Currently, there are around 400,000 people with TPS status in the country and 85,000 people have been able to adjust to the status.
Although a district court ruled in favor of the couple, an appeals court overturned. It held that TPS “does not constitute an admission.”
In court, Amy M. Sahariya, counsel for Jose and Sonia Gonzales, argued that being admitted is “natural” in a TPS position. But US Solicitor General’s assistant Michael R. Huston drew a line between status and admission, arguing against the couple.
The government said that while Congress made certain individuals eligible to adjust their status if they met certain criteria and had a sponsor, it was not available to those who did not make a valid entry. . Huston said that the government had “reasonably determined” that Congress had not “established TPS as a special route for permanent residents to non-citizens already due to pre-TPS conduct.” deprived of that privilege.”
He urged the court to adjudicate the position taken by the agency in the matter and said there are “tens of thousands” of TPS holders who have adjusted their status, but they are legally entitled to be a student or a pair or a pair. was admitted as a temporary worker.

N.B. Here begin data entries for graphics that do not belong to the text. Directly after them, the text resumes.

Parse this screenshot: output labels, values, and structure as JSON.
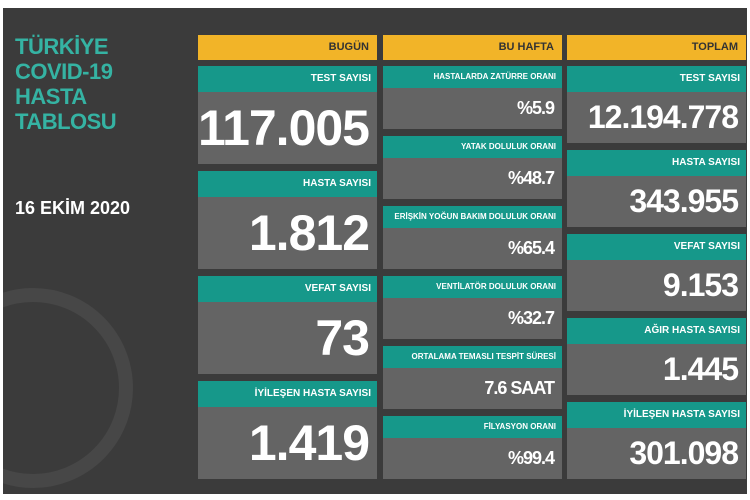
{
  "panel": {
    "title_lines": [
      "TÜRKİYE",
      "COVID-19",
      "HASTA",
      "TABLOSU"
    ],
    "date": "16 EKİM 2020"
  },
  "columns": [
    {
      "header": "BUGÜN",
      "items": [
        {
          "label": "TEST SAYISI",
          "value": "117.005"
        },
        {
          "label": "HASTA SAYISI",
          "value": "1.812"
        },
        {
          "label": "VEFAT SAYISI",
          "value": "73"
        },
        {
          "label": "İYİLEŞEN HASTA SAYISI",
          "value": "1.419"
        }
      ]
    },
    {
      "header": "BU HAFTA",
      "items": [
        {
          "label": "HASTALARDA ZATÜRRE ORANI",
          "value": "%5.9"
        },
        {
          "label": "YATAK DOLULUK ORANI",
          "value": "%48.7"
        },
        {
          "label": "ERİŞKİN YOĞUN BAKIM DOLULUK ORANI",
          "value": "%65.4"
        },
        {
          "label": "VENTİLATÖR DOLULUK ORANI",
          "value": "%32.7"
        },
        {
          "label": "ORTALAMA TEMASLI TESPİT SÜRESİ",
          "value": "7.6 SAAT"
        },
        {
          "label": "FİLYASYON ORANI",
          "value": "%99.4"
        }
      ]
    },
    {
      "header": "TOPLAM",
      "items": [
        {
          "label": "TEST SAYISI",
          "value": "12.194.778"
        },
        {
          "label": "HASTA SAYISI",
          "value": "343.955"
        },
        {
          "label": "VEFAT SAYISI",
          "value": "9.153"
        },
        {
          "label": "AĞIR HASTA SAYISI",
          "value": "1.445"
        },
        {
          "label": "İYİLEŞEN HASTA SAYISI",
          "value": "301.098"
        }
      ]
    }
  ]
}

He said TPS holders are aware that this removal is a temporary form of relief and that it “won’t last forever.” At an early point in the case, the Trump administration argued that those involved in the TPS program could never attempt to obtain a green card. The state of the Biden administration leaves an opportunity for the government to change its mind.
This story has been updated with additional details.
CNN’s Devan Cole contributed to this report.